To obtain further insight of the site-specific binding of NTVSC*HGF (1) to GST, nuclear magnetic resonance (NMR) experiments were performed. First, a ¹H–¹H COSY experiment was carried out, and we found that aromatic- and α/β-carbon-attached proton signals of the Prodan core and phenylalanine were broadened and methyl protons of valine slightly shifted upon binding (Figure S7). This indicated that these hydrophobic moieties are important for the binding. Second, ligand-based epitope mapping was performed by saturation transfer difference (STD) NMR. To make it more quantitative, saturation time was varied in each measurement, and the relative STD intensities of these protons-of-interest were plotted against the saturation time (Figure S8).¹⁷ Exponential curve fitting of the plot gave us relative saturation rate constant of each proton (k), which indicated the importance of these atoms upon binding. As summarized in Figure 4, valine and the Prodan core strongly interacted with GST, whereas phenylalanine and histidine moderately and weakly, respectively. The importance of the above residues in this CCTO interaction with GST was also supported by the observation that the amino acids at the third and fifth positions from the N-terminus were always valine and cysteine-Prodan (underlined), respectively, whereas the sixth histidine and eighth phenylalanine were variable (italicized) within the consensus sequence of NXVSC*XGZ discovered through 5-rounds of biopanning (Figure 2B, group 1).

Figure 4.

Quantitative epitope mapping of the Prodan-evolver NTVSC*HGF (1) upon GST binding on the basis of STD-NMR measurement. Relative saturation rate constant of each proton (k; shown here) was obtained from relative STD signal intensity (STD) at each saturation time (t) and maximum STD signal intensity (STD_max) by using an equation of STD = STD_{max X} (1 – e^kt) shown in Figure S9.

To rationalize the binding geometry, we performed a protein–ligand docking simulation using AutoDock.^18,19 Among the nine different geometries generated in a grid around the GSH-binding pocket, only the best model with a lowest binding energy (Figure S9) was consistent with the STD-NMR results. The simulation suggested that the Prodan core plays a dominant role for the binding; it was buried inside the deep hydrophobic pocket and shielded from aqueous environment, which could have caused the remarkable CCTO observed.

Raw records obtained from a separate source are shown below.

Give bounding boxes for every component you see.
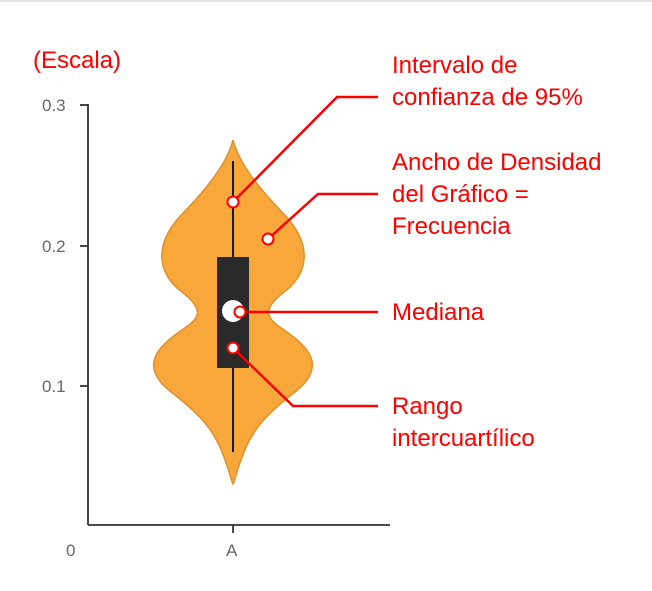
anchor-point-median <box>233 305 247 319</box>
annotation-ci-line1: Intervalo de <box>392 52 517 79</box>
anchor-point-ci <box>226 195 240 209</box>
y-tick-label: 0.1 <box>42 377 66 396</box>
y-axis-title: (Escala) <box>33 47 121 74</box>
origin-label: 0 <box>66 541 75 560</box>
leader-line-iqr <box>232 347 378 408</box>
annotation-iqr-line1: Rango <box>392 393 463 420</box>
annotation-iqr-line2: intercuartílico <box>392 425 535 452</box>
leader-line-ci <box>232 95 378 203</box>
annotation-density-line1: Ancho de Densidad <box>392 149 601 176</box>
leader-line-density <box>267 192 378 240</box>
anchor-point-iqr <box>226 341 240 355</box>
annotation-density-line3: Frecuencia <box>392 213 511 240</box>
y-tick-label: 0.3 <box>42 96 66 115</box>
y-tick-label: 0.2 <box>42 237 66 256</box>
top-divider <box>0 0 652 2</box>
x-tick-label: A <box>226 541 238 560</box>
annotation-median: Mediana <box>392 299 485 326</box>
anchor-point-density <box>261 232 275 246</box>
annotation-ci-line2: confianza de 95% <box>392 84 583 111</box>
annotation-density-line2: del Gráfico = <box>392 181 529 208</box>
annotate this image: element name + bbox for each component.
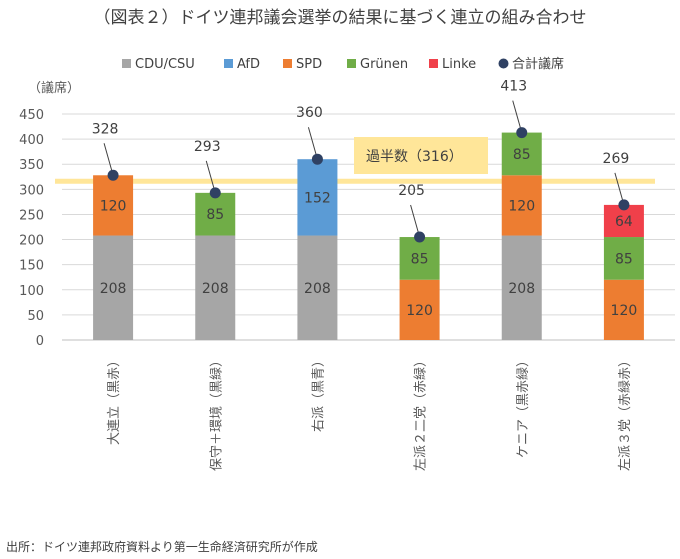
data-label: 208: [202, 281, 229, 297]
total-leader-line: [205, 160, 216, 193]
bar-segment: [501, 132, 542, 176]
bar-segment: [93, 175, 134, 236]
total-label: 293: [194, 139, 221, 155]
bar-segment: [195, 192, 236, 236]
data-label: 120: [611, 303, 638, 319]
y-tick-label: 250: [19, 208, 44, 223]
y-tick-label: 0: [36, 334, 44, 349]
y-tick-label: 200: [19, 234, 44, 249]
legend-swatch: [122, 59, 131, 68]
total-marker: [209, 187, 221, 199]
bar-segment: [603, 237, 644, 280]
bars: 208 120 208 85 208 152 120 85 208 120 85 120 85 64: [93, 132, 644, 340]
x-tick-label: 左派３党（赤緑赤）: [618, 354, 633, 471]
legend-swatch: [224, 59, 233, 68]
chart-title: （図表２）ドイツ連邦議会選挙の結果に基づく連立の組み合わせ: [94, 8, 587, 28]
data-label: 85: [615, 251, 633, 267]
x-tick-label: 大連立（黒赤）: [107, 354, 122, 445]
totals: 328 293 360 205 413 269: [92, 79, 630, 243]
y-tick-label: 450: [19, 108, 44, 123]
legend-label: Grünen: [360, 57, 408, 72]
bar-segment: [603, 279, 644, 340]
bar-segment: [195, 235, 236, 340]
legend-label: 合計議席: [512, 56, 564, 72]
x-tick-label: 右派（黒青）: [311, 354, 326, 432]
y-tick-label: 350: [19, 158, 44, 173]
bar-segment: [93, 235, 134, 340]
data-label: 208: [100, 281, 127, 297]
legend-label: AfD: [237, 57, 260, 72]
y-tick-label: 300: [19, 183, 44, 198]
legend-swatch: [347, 59, 356, 68]
total-marker: [414, 231, 426, 243]
x-tick-label: 保守＋環境（黒緑）: [209, 354, 224, 471]
data-label: 208: [508, 281, 535, 297]
threshold-label: 過半数（316）: [366, 149, 463, 165]
bar-segment: [297, 235, 338, 340]
x-axis-ticks: 大連立（黒赤） 保守＋環境（黒緑） 右派（黒青） 左派２二党（赤緑） ケニア（黒赤緑） 左…: [107, 354, 633, 471]
total-label: 269: [603, 151, 630, 167]
total-leader-line: [307, 127, 318, 160]
threshold-label-box: [354, 137, 488, 174]
bar-segment: [399, 279, 440, 340]
bar-segment: [399, 237, 440, 280]
total-marker: [618, 199, 630, 211]
x-tick-label: ケニア（黒赤緑）: [516, 354, 531, 458]
total-marker: [107, 169, 119, 181]
x-tick-label: 左派２二党（赤緑）: [414, 354, 429, 471]
total-marker: [516, 127, 528, 139]
total-label: 360: [296, 105, 323, 121]
legend: CDU/CSU AfD SPD Grünen Linke 合計議席: [122, 56, 564, 72]
data-label: 120: [100, 198, 127, 214]
y-tick-label: 400: [19, 133, 44, 148]
legend-label: Linke: [442, 57, 476, 72]
data-label: 85: [513, 147, 531, 163]
total-leader-line: [103, 143, 114, 176]
legend-label: CDU/CSU: [135, 57, 195, 72]
data-label: 208: [304, 281, 331, 297]
data-label: 120: [508, 198, 535, 214]
bar-segment: [297, 159, 338, 236]
legend-swatch: [429, 59, 438, 68]
legend-label: SPD: [296, 57, 322, 72]
y-tick-label: 150: [19, 259, 44, 274]
data-label: 85: [411, 251, 429, 267]
data-label: 152: [304, 190, 331, 206]
source-note: 出所：ドイツ連邦政府資料より第一生命経済研究所が作成: [6, 539, 318, 554]
y-tick-label: 100: [19, 284, 44, 299]
data-label: 120: [406, 303, 433, 319]
total-label: 328: [92, 121, 119, 137]
total-label: 413: [500, 79, 527, 95]
legend-swatch: [283, 59, 292, 68]
data-label: 64: [615, 214, 633, 230]
bar-segment: [501, 175, 542, 236]
y-axis-ticks: 0 50 100 150 200 250 300 350 400 450: [19, 108, 44, 349]
total-leader-line: [614, 172, 625, 206]
y-axis-label: （議席）: [28, 80, 80, 96]
total-label: 205: [398, 183, 425, 199]
legend-marker: [498, 58, 509, 69]
data-label: 85: [206, 207, 224, 223]
bar-segment: [501, 235, 542, 340]
total-marker: [311, 153, 323, 165]
total-leader-line: [512, 100, 523, 133]
y-tick-label: 50: [27, 309, 44, 324]
majority-threshold: 過半数（316）: [55, 137, 655, 184]
total-leader-line: [410, 204, 421, 238]
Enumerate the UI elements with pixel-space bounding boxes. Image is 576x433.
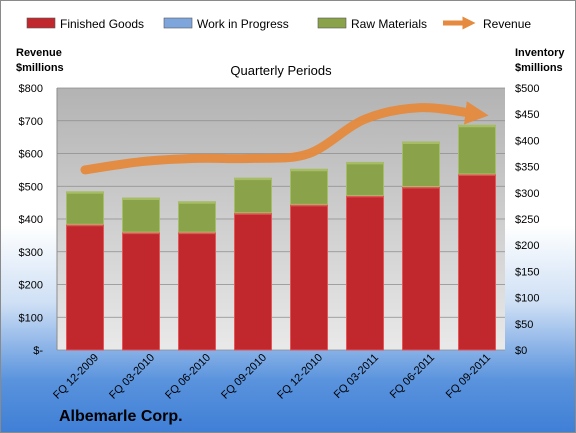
bar-finished-goods-3 [234,212,272,351]
legend-label-finished-goods: Finished Goods [60,17,144,31]
x-tick-label: FQ 03-2010 [107,352,157,402]
left-tick-label: $700 [19,116,43,128]
left-tick-label: $500 [19,181,43,193]
bar-finished-goods-0 [66,223,104,351]
bar-raw-materials-1 [122,197,160,233]
legend: Finished Goods Work in Progress Raw Materi… [26,16,531,31]
bar-raw-materials-7 [458,124,496,175]
right-tick-label: $450 [515,109,539,121]
right-tick-label: $150 [515,266,539,278]
left-axis-title-line1: Revenue [16,47,62,59]
left-tick-label: $100 [19,312,43,324]
right-tick-label: $100 [515,293,539,305]
legend-label-raw-materials: Raw Materials [351,17,427,31]
bar-raw-materials-2 [178,201,216,233]
bar-raw-materials-6 [402,141,440,188]
x-tick-label: FQ 09-2011 [444,352,493,401]
x-axis-ticks: FQ 12-2009 FQ 03-2010 FQ 06-2010 FQ 09-2010… [51,352,493,402]
bar-finished-goods-6 [402,186,440,351]
bar-raw-materials-0 [66,191,104,225]
bar-finished-goods-1 [122,231,160,351]
x-tick-label: FQ 12-2010 [275,352,325,402]
revenue-series [80,101,489,175]
x-tick-label: FQ 06-2011 [388,352,437,401]
left-tick-label: $800 [19,83,43,95]
right-tick-label: $500 [515,83,539,95]
right-tick-label: $200 [515,240,539,252]
x-tick-label: FQ 03-2011 [332,352,381,401]
right-tick-label: $400 [515,135,539,147]
legend-label-revenue: Revenue [483,17,531,31]
bars [66,124,496,351]
left-tick-label: $600 [19,149,43,161]
chart-title: Quarterly Periods [230,63,332,78]
legend-swatch-work-in-progress [163,17,193,29]
bar-raw-materials-3 [234,177,272,214]
revenue-line [80,101,489,175]
right-tick-label: $50 [515,319,533,331]
bar-raw-materials-4 [290,168,328,205]
left-tick-label: $400 [19,214,43,226]
bar-finished-goods-4 [290,203,328,351]
x-tick-label: FQ 12-2009 [51,352,101,402]
left-tick-label: $300 [19,247,43,259]
left-axis-title-line2: $millions [16,62,64,74]
left-tick-label: $- [33,345,43,357]
right-axis-title-line2: $millions [515,62,563,74]
left-axis-ticks: $- $100 $200 $300 $400 $500 $600 $700 $800 [19,83,44,357]
bar-finished-goods-2 [178,231,216,351]
right-tick-label: $0 [515,345,527,357]
x-tick-label: FQ 09-2010 [219,352,269,402]
right-tick-label: $350 [515,162,539,174]
legend-swatch-finished-goods [26,17,56,29]
legend-swatch-raw-materials [317,17,347,29]
right-tick-label: $300 [515,188,539,200]
right-axis-ticks: $0 $50 $100 $150 $200 $250 $300 $350 $400 $450 $50… [515,83,539,357]
right-tick-label: $250 [515,214,539,226]
left-tick-label: $200 [19,280,43,292]
bar-finished-goods-7 [458,173,496,351]
bar-finished-goods-5 [346,194,384,351]
bar-raw-materials-5 [346,161,384,196]
legend-label-work-in-progress: Work in Progress [197,17,289,31]
company-name: Albemarle Corp. [59,408,183,425]
x-tick-label: FQ 06-2010 [163,352,213,402]
right-axis-title-line1: Inventory [515,47,565,59]
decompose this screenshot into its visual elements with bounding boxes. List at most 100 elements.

In conclusion, we demonstrated creation of a fluorogenic library with vast diversity in T7 phage and successfully found GST-specific CCTO probes. In pioneering works of fluorogenic sensing without color-change, Winter et al.²⁰ and Ito et al.^21,22 elegantly selected nitrobenzoxadiazole (NBD)-conjugated antibodies and peptides, respectively, from random library pools. Nevertheless, in most cases, selected target-specific binders do not increase fluorescence intensity upon target recognition and are not turning-on probe molecules.^20,22 Such inability may be because the position of the NBD may not be completely optimized, resulting in fluorescence quenching via electron transfer from NBD to aromatic amino acid(s) within the hydrophobic pocket of the target protein.²³ In contrast, Prodan-based probes could yield a remarkable color-change regardless of fluorescence-intensity change, enhancing the possibility of obtaining practical indicators with an unambiguous readout. We envision that a similar approach to that described here will create CCTO probes for many protein targets since Prodan, one of the smallest probes possessing a neutral charge, can be buried into different hydrophobic pockets of these targets. We are now trying to confirm the generality/limitation of this probe-discovery system by changing target proteins and/or derivatizations of the CCTO core structures.